I started from the premise that the most atomic, the smallest addressable piece on the venerable x86 PC is a byte. However, this algorithm (cellular automaton) really manipulates single bits. It requires some flexibility - it relies on fairly sophisticated mechanisms, however I am not sure if using Java's integer doesn't slow it down.

I think my question is would switching to assembly opened doors for some more robust techniques - would bitwise operations for example help it a lot?

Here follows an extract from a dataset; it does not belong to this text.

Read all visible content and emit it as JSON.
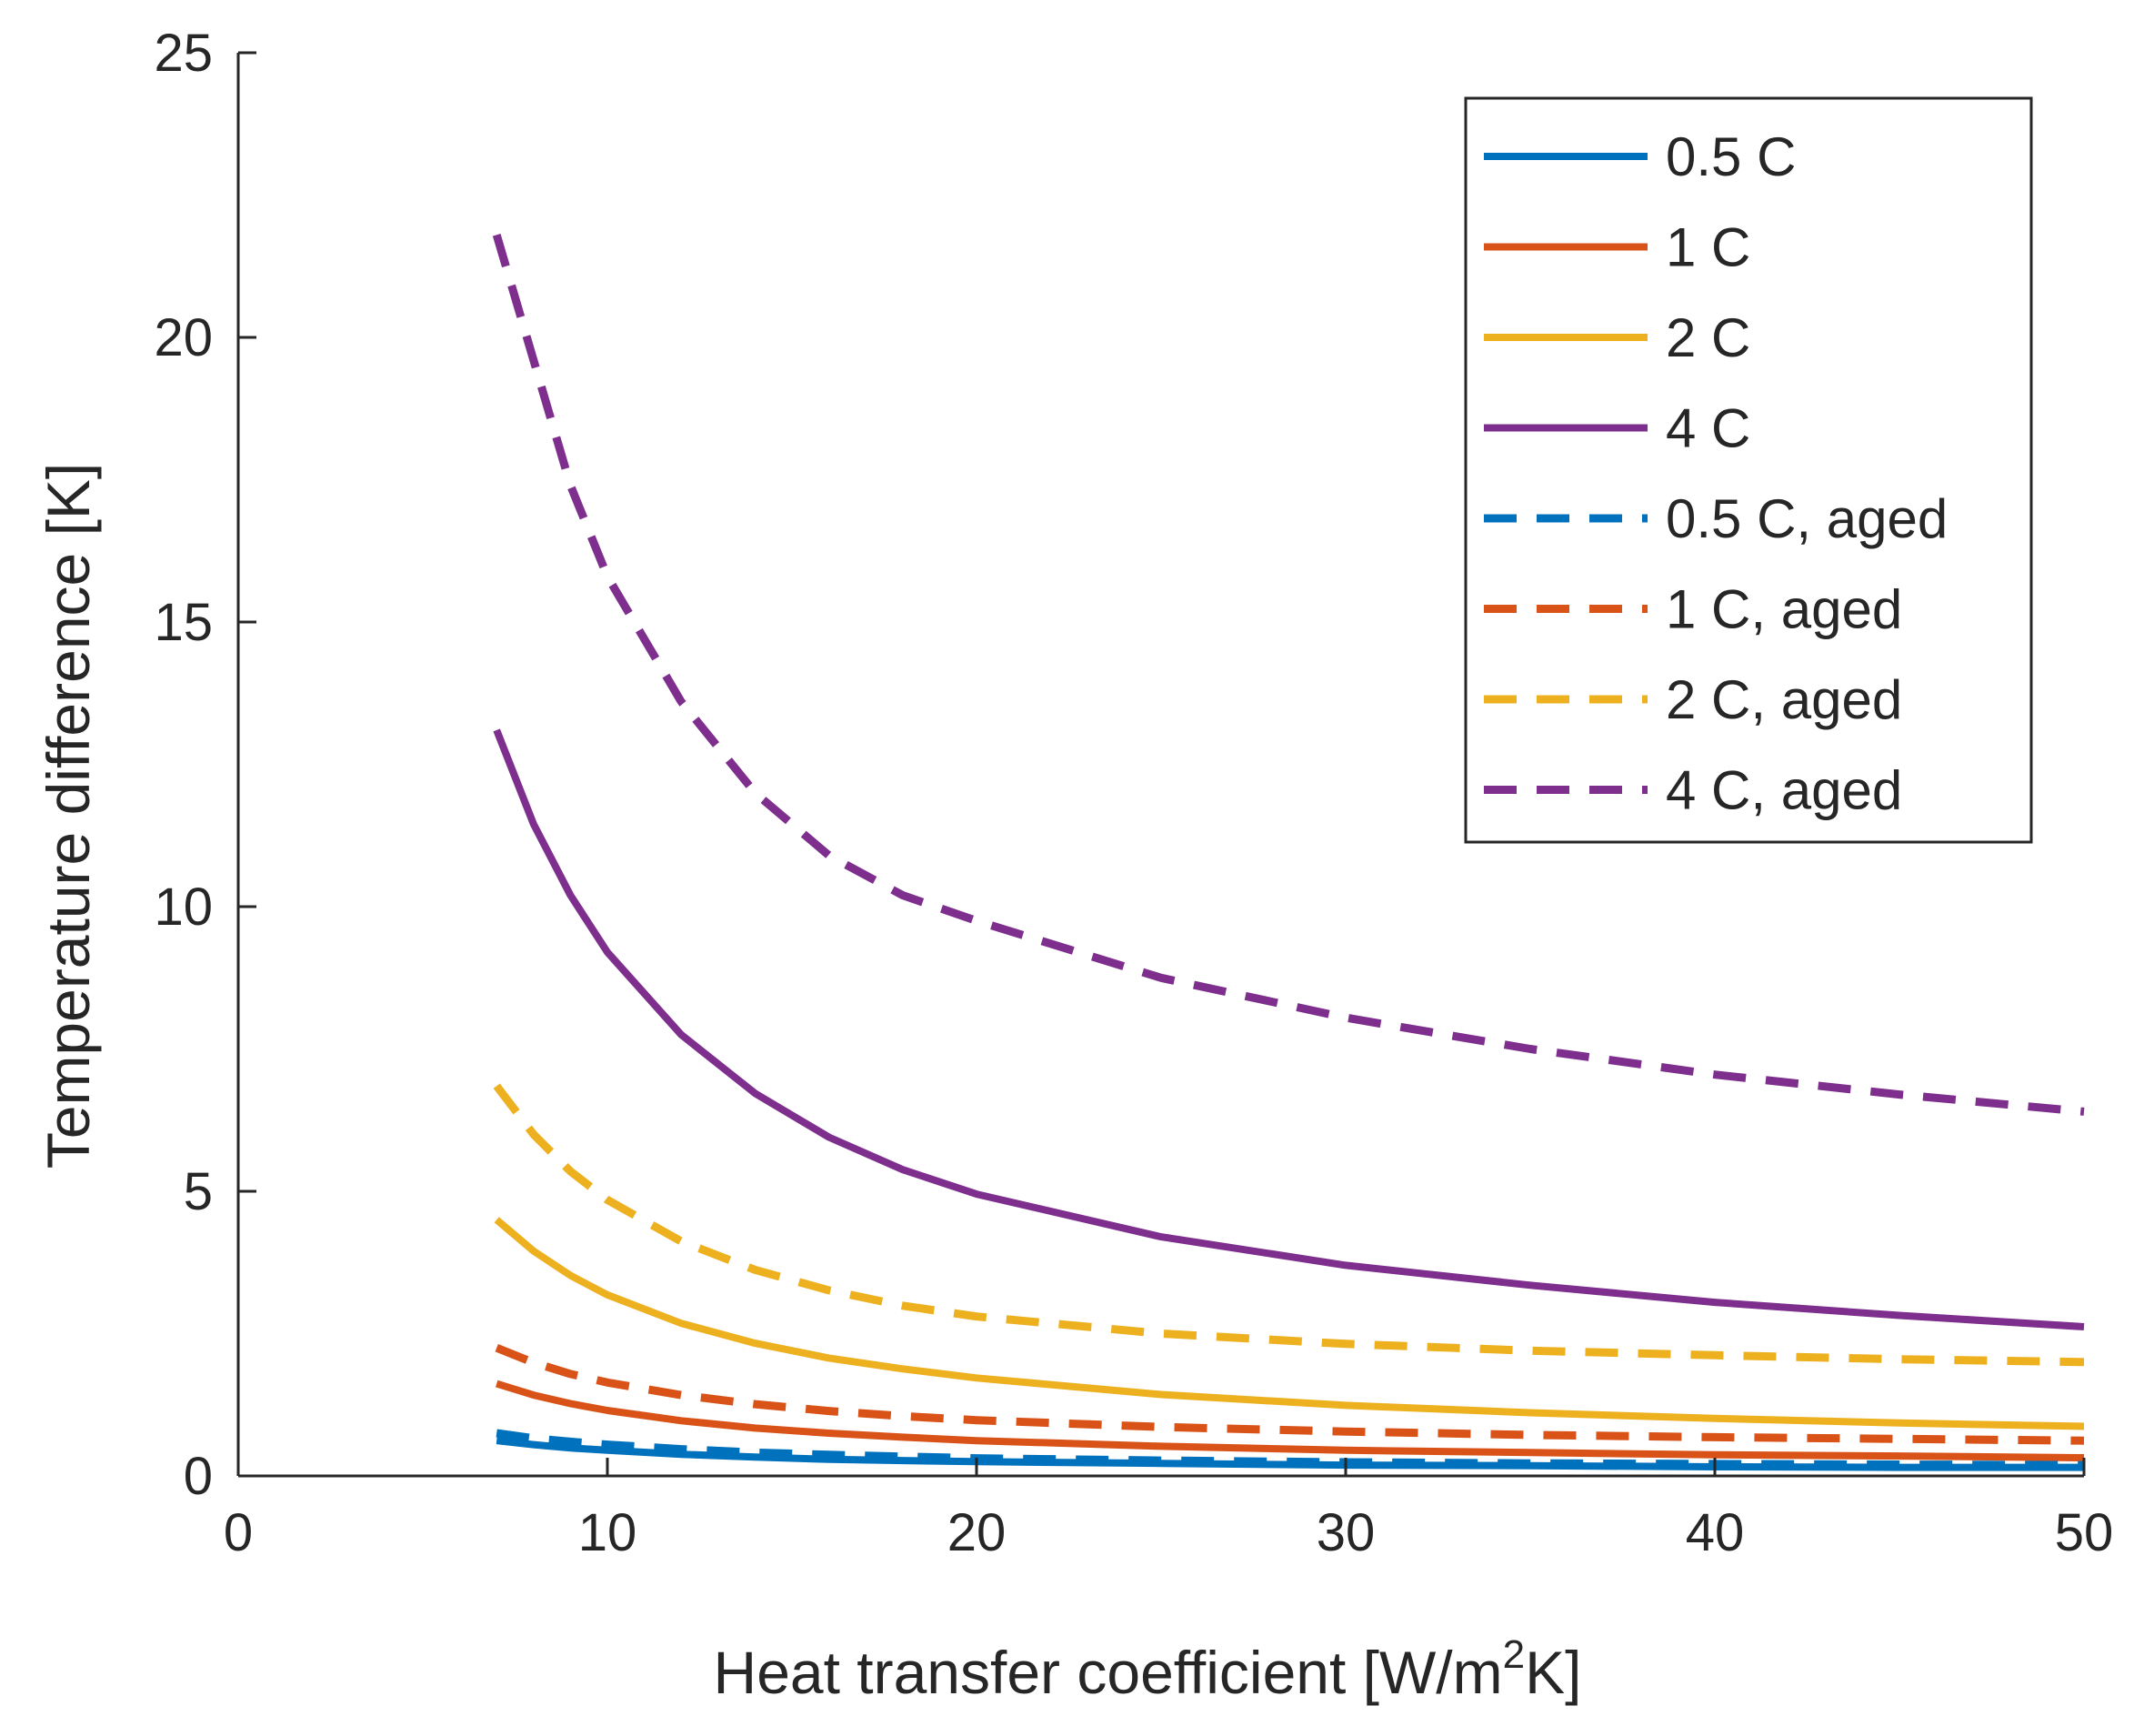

The algorithm in question was found in a repository of another ingenious programmer: https://bitbucket.org/BWerness/voxel-automata-terrain/src/master/ThreeState3dBitbucket.pde

  • Assuming that your code works, you might want to try asking on [codereview.se]. And also looking at existing [questions about cellular automata and the Game of Life](https://codereview.stackexchange.com/questions/tagged/cellular-automata+or+game-of-life) there. – Ilmari Karonen Oct 03 '20 at 17:54
  • 2
    (…but do read their [tips for asking good questions](https://codereview.stackexchange.com/help/how-to-ask) first.) – Ilmari Karonen Oct 03 '20 at 18:09
  • Note that dealing with smaller types is not always faster if the code then use inefficient instructions such as conditional jumps or much more instructions. Using branchless instructions is a good start. Then you can leverage parallel programing such as multithreading and SIMD instructions to speed your code up. No need to use assembly: all of this can be done in native languages like C or C++. – Jérôme Richard Oct 03 '20 at 19:52
  • Thank you @IlmariKaronen I will take a look (at all of them). – Daniel Krajnik Oct 04 '20 at 02:35
  • Thank you @JérômeRichard, insights like that is what I was looking for really. I am also wondering what are the "limits of optimization" - are today's compilers doing good enough job or can we still (realistically) move to lower levels (to the point of building a custom "Cellular Automata ASIC") although this probably should be another question. – Daniel Krajnik Oct 04 '20 at 02:40
  • @DanielKrajnik: Your computer already has a massively parallel processor that is quite well suited for things like cellular automata. It's called the GPU. Fortunately, we nowadays also have pretty decent programming tools for [general purpose computing on the GPU](https://en.wikipedia.org/wiki/General-purpose_computing_on_graphics_processing_units). – Ilmari Karonen Oct 04 '20 at 12:09
  • @IlmariKaronen true, true CUDA/OpenCL are great and with so many resources it would be unreasonable not to assume NVIDIA/AMD's edge in this race. I remember ASIC's success though in crypto mining - if one decides on a specific algorithm could learning curve to switch to different architecture be nonetheless worthwhile? Even though the best FPGAs on the market now still cant compete with RTXs in terms of floating point operations... given something as elementary as operations on only 1s and 0s could there then be some siginificant performance improvement possible.... – Daniel Krajnik Oct 04 '20 at 12:44
  • Sure, a dedicated ASIC could probably be faster than a general purpose GPU, if you were willing to spend the time and money to design and build one. Off the top of my head, I'd expect the difference between ASICs and GPUs to be somewhat smaller for cellular automata than for crypto mining, since GPUs are already quite well optimized for texture processing and image filtering, which are rather similar tasks to CA simulation. But dedicated single-task hardware will always beat general-purpose devices, if the only thing that matters is raw performance on that single task. – Ilmari Karonen Oct 04 '20 at 13:09
  • … Anyway, building dedicated hardware to speed up cellular automata is not a new idea; one of the oldest examples is probably Margolus and Toffoli's CAM ("Cellular Automata Machine") series of accelerators from the 1980s. [Here's one review article](https://www.researchgate.net/publication/320077544_Cellular_Automata_Hardware_Implementations-an_Overview) that I found by googling "cellular automata hardware". – Ilmari Karonen Oct 04 '20 at 13:15
  • Very interesting, thanks again. That's a good point (if I understood it correctly) GPUs expose some functions for more granular and efficient control of "bitwise operations"... Need to look into something like that - really want to speed up this algorithm – Daniel Krajnik Oct 04 '20 at 16:06

0 Answers0